Texas Anglican-use parish adopted into Anglican ordinariate

Catholic World News, March 23, 2017

A vigorous Catholic parish in Texas, led by a former Anglican priest, has been incorporated into the Anglican Ordinariate of the Chair of St. Peter, ending a battle for control.

The Anglican ordinariate—which is responsible for the Anglican communities in America coming into the Catholic Church under the provisions of 2009 papal document Anglicanorum Coetibus—announced that the parish of Our Lady of Atonement had been transferred to the jurisdiction of the ordinariate. The parish, along with its school, had previously been a part of the Archdiocese of San Antonio.

Father Christopher Phillips, a married Anglican priest, had originally entered the Catholic Church and been ordained to the Catholic priesthood under the “pastoral provision” for Anglicans set up by Pope John Paul II. He brought many Anglican lay people with him, and attracted others to the community, making Our Lady of Atonement a flourishing parish community.

When Pope Benedict XVI issued Anglicanorum Coetibus, establishing the Anglican ordinariates, Father Phillips inquired about moving the parish into the new jurisdiction. But the newly installed Archbishop of San Antonio, Archbishop Gustavo Garcia-Siller, strongly opposed the move. In January of this year, Archbishop Garcia-Siller removed Father Phillips from his post as pastor, suggesting that the priest had become a source of division within the archdiocese.

In February, however, the Vatican’s Congregation for the Doctrine of the Faith (CDF) ruled that the parish of Our Lady of the Atonement should be incorporated into the Anglican ordinariate, which is led by Bishop Stephen Lopes. When that decision was announced to the parish on March 21, Bishop Lopes remarked to a cheering crowd that canonical rulings were rarely so popular.

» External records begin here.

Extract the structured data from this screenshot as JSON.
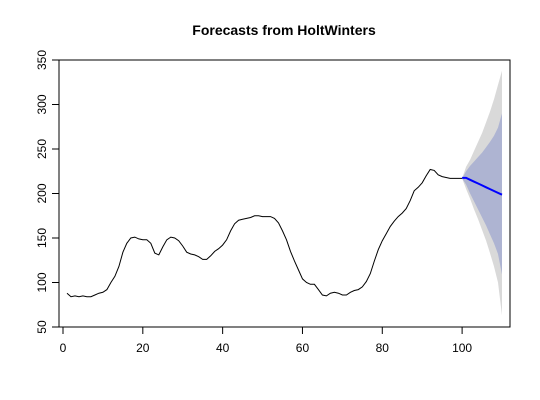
{
  "chart_data": {
    "type": "line",
    "title": "Forecasts from HoltWinters",
    "xlabel": "",
    "ylabel": "",
    "xlim": [
      -1,
      112
    ],
    "ylim": [
      50,
      350
    ],
    "xticks": [
      0,
      20,
      40,
      60,
      80,
      100
    ],
    "yticks": [
      50,
      100,
      150,
      200,
      250,
      300,
      350
    ],
    "grid": false,
    "colors": {
      "observed": "#000000",
      "forecast": "#0000ff",
      "band95": "#d9d9d9",
      "band80": "#aeb4d2"
    },
    "observed": {
      "x": [
        1,
        2,
        3,
        4,
        5,
        6,
        7,
        8,
        9,
        10,
        11,
        12,
        13,
        14,
        15,
        16,
        17,
        18,
        19,
        20,
        21,
        22,
        23,
        24,
        25,
        26,
        27,
        28,
        29,
        30,
        31,
        32,
        33,
        34,
        35,
        36,
        37,
        38,
        39,
        40,
        41,
        42,
        43,
        44,
        45,
        46,
        47,
        48,
        49,
        50,
        51,
        52,
        53,
        54,
        55,
        56,
        57,
        58,
        59,
        60,
        61,
        62,
        63,
        64,
        65,
        66,
        67,
        68,
        69,
        70,
        71,
        72,
        73,
        74,
        75,
        76,
        77,
        78,
        79,
        80,
        81,
        82,
        83,
        84,
        85,
        86,
        87,
        88,
        89,
        90,
        91,
        92,
        93,
        94,
        95,
        96,
        97,
        98,
        99,
        100
      ],
      "y": [
        88,
        84,
        85,
        84,
        85,
        84,
        84,
        86,
        88,
        89,
        92,
        100,
        107,
        118,
        134,
        144,
        150,
        151,
        149,
        148,
        148,
        144,
        133,
        131,
        140,
        148,
        151,
        150,
        147,
        141,
        134,
        132,
        131,
        129,
        126,
        126,
        130,
        135,
        138,
        142,
        148,
        158,
        166,
        170,
        171,
        172,
        173,
        175,
        175,
        174,
        174,
        174,
        172,
        167,
        158,
        148,
        135,
        124,
        114,
        104,
        100,
        98,
        98,
        92,
        86,
        85,
        88,
        89,
        88,
        86,
        86,
        89,
        91,
        92,
        95,
        101,
        110,
        124,
        137,
        147,
        155,
        163,
        169,
        174,
        178,
        183,
        192,
        203,
        207,
        212,
        220,
        227,
        226,
        221,
        219,
        218,
        217,
        217,
        217,
        217
      ]
    },
    "forecast": {
      "x": [
        101,
        102,
        103,
        104,
        105,
        106,
        107,
        108,
        109,
        110
      ],
      "y": [
        217.5,
        215.4,
        213.3,
        211.2,
        209.1,
        207.0,
        204.9,
        202.8,
        200.7,
        198.6
      ],
      "lo80": [
        210,
        200,
        191,
        182,
        173,
        164,
        154,
        144,
        132,
        109
      ],
      "hi80": [
        225,
        231,
        236,
        241,
        246,
        252,
        258,
        265,
        274,
        290
      ],
      "lo95": [
        205,
        194,
        182,
        171,
        159,
        147,
        133,
        118,
        100,
        63
      ],
      "hi95": [
        230,
        238,
        248,
        258,
        268,
        280,
        292,
        306,
        322,
        338
      ]
    }
  }
}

The CDF ruled that all Catholic parishes using the adapted Anglican liturgy under the terms of the “pastoral provision” should be incorporated into the Anglican ordinariate. In the US, that ruling applies only to the parish of Our Lady of the Atonement in Texas and the Congregation of St. Athanasius, which is currently affiliated with the Archdiocese of Boston.

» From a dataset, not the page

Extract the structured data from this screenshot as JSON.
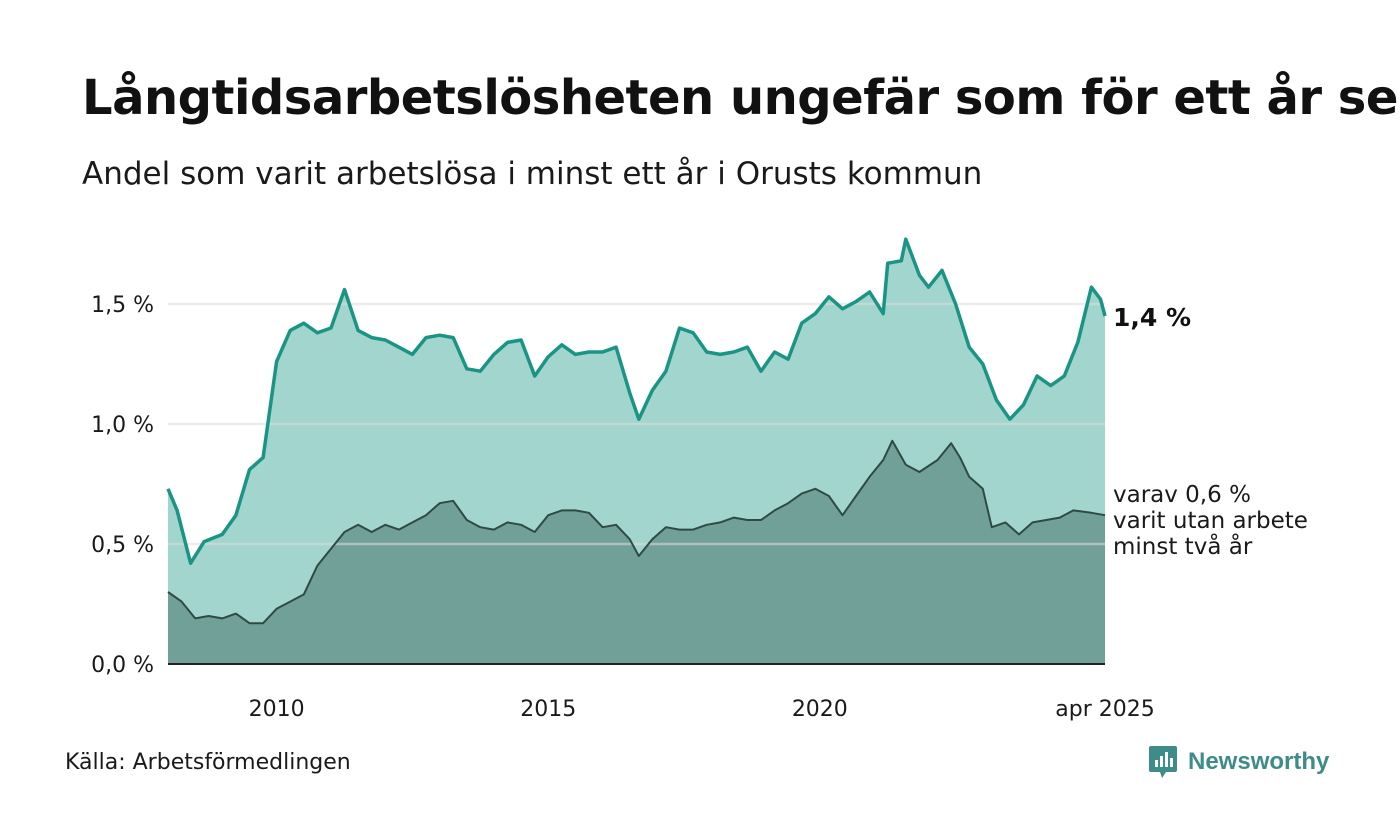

The process of transferring parish properties from the archdiocese to the ordinariate will involve a number of legal complexities. The ordinariate has assigned a priest in Houston, Father Timothy Perkins, to supervise that process, making him formally the administrator of the parish of Our Lady of the Atonement. Father Phillips is now officially the “pastor emeritus,” but will fill the same pastoral roles that he previously held in the community.